A short, personal story about the effects of a particularily inspiring dream.
|Where I am now is...not a pleasant place.
Every day is a battle against the waves of depression that smash relentlessly against the walls of my psyche. People like me, who honestly want to escape and build a better life for themselves, must struggle against every burnout and mental case that can’t or won’t. Malaise hangs in the air, a cloud of gloom that creeps into every corner and exhausts all who breathe it in. With it sapping away my energy, every action I take is done with the weight of dozens of wasted lives pressing down upon me. This is a gutter of society, where people congregate after being washed away by the pouring rain of life’s troubles.
Many here turn to nicotine, alcohol, or other, less savory substances to relieve themselves of their burdens, and I do not begrudge their sources of comfort. Still, sleep is my drug of choice, the only way I can hope to forget where life has led me. Yet it provides little comfort, as the few moments I manage to spend unconscious are filled with visions of this awful place. They loop and repeat, changing ever so slightly with every viewing. So close are they to what I see in my waking hours, I worry about losing the ability to separate dreams and reality. The aura of this place is so strong it seeps into my unconscious mind, giving me no escape from its clutches. Night after night another piece of my sanity splinters and falls away as I face the day’s demons once more, never getting the rest I need to overcome them.
Last night I believed another endless series of draining images would assail me. For many hours I drifted in and out of consciousness, begging my mind to stop the torturous withholding of a good night’s sleep. But just as I had resigned myself to another restless night, I had a dream. A beautiful, rejuvenating dream the likes of which I feared I would never experience again. It was strange and convoluted, like most dreams are, and most of it dissolved into mist when I awoke. Still, one moment remained etched into my memory.

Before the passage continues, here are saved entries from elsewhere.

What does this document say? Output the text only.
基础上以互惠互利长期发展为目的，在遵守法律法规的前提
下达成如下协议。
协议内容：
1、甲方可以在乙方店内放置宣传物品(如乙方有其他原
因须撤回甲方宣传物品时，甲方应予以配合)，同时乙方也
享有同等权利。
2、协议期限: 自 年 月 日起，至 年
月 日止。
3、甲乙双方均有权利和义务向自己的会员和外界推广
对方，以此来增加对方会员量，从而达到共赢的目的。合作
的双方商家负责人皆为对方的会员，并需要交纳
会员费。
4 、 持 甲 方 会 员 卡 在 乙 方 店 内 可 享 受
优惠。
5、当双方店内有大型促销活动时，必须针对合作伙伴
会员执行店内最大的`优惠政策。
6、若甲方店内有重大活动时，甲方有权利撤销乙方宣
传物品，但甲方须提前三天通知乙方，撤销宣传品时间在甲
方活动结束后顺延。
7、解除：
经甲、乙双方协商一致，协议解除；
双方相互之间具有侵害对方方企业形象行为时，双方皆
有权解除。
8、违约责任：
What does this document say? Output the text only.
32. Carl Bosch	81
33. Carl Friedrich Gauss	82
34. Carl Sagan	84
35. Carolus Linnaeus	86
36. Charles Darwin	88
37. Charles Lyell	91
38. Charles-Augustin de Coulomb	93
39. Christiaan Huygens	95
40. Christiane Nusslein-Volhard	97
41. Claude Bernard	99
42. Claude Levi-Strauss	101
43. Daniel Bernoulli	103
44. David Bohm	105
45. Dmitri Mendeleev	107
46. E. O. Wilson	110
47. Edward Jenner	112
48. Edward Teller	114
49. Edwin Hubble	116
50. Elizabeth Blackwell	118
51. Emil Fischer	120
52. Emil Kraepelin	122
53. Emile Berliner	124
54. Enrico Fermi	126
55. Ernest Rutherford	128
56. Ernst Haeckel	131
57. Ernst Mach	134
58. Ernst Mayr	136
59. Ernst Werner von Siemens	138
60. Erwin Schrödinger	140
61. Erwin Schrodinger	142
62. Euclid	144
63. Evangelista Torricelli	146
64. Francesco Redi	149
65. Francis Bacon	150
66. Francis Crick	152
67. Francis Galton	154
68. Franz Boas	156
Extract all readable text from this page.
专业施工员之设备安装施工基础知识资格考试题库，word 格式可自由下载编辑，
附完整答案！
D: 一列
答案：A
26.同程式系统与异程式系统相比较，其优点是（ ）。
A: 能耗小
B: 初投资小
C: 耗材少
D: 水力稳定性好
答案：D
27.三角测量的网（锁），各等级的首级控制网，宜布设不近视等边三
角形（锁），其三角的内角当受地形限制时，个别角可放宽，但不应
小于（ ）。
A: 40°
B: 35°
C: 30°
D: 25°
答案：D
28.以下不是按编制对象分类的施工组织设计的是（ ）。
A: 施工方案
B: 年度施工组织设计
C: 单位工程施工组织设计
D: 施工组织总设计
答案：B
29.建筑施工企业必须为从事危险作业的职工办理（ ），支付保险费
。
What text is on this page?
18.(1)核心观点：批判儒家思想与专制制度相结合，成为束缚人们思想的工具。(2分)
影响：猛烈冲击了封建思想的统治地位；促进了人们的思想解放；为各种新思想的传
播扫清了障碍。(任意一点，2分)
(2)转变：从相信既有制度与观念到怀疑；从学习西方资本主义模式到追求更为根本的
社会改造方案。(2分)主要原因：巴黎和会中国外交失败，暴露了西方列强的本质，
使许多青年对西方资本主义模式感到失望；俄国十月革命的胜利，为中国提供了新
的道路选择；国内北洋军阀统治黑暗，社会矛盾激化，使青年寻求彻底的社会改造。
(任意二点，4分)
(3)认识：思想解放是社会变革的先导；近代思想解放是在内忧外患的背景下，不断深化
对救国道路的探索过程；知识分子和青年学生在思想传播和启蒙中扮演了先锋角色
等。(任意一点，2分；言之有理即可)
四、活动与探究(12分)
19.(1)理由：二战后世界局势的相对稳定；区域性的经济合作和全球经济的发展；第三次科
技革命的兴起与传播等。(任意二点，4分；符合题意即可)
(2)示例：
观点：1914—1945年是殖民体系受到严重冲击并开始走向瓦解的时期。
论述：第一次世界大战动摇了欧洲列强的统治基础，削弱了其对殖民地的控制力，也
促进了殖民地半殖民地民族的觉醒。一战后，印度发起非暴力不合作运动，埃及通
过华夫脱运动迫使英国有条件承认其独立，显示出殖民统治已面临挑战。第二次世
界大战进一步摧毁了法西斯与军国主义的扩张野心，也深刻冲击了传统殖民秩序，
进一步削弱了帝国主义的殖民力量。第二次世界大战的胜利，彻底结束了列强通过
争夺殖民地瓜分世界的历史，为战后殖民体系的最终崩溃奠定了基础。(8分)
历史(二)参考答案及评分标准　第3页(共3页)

There was a woman. I can’t remember much about her, except that she was the most beautiful person I’d ever laid eyes on, and I cared about her so deeply putting it into words would shame the world's most epic love ballads. At one point we embraced, and as I rested my chin on her shoulder and felt her soft, warm body held tightly against mine, everything in the world fell into perfect alignment. We fit together perfectly, two puzzle pieces that finally discovered their place. What we had between us formed a shield no trouble could ever hope to shatter.
It’s bittersweet to recall that moment, because I know she was only a dream. I know that what happened was entirely within my mind, and I still wake up to a place that seeks every day to grind life and hope from my body. Still, that one perfect moment rings clear in my mind like the sweetest of bells. Though ephemeral, that embrace has provided me with a goal and the resolve to reach it. I swear upon all that is sacred to me that I will make that dream manifest in reality. I will trudge through the coldest winter nights and endure the hottest flames of Hell, all in the hope that I will someday feel once more what I felt then. To experience something that pure, it is worth the risk of a life filled with pain and suffering. Maybe I have finally lost the last of my sanity to risk so much for a dream, but I can’t help but think that anyone who even came close to obtaining that feeling would do the same.
Truly it is better to have love and lost, as even lost love can be a guide in the darkest of moments. Think not about what you have lost, but what you once had, and how it may find you once more.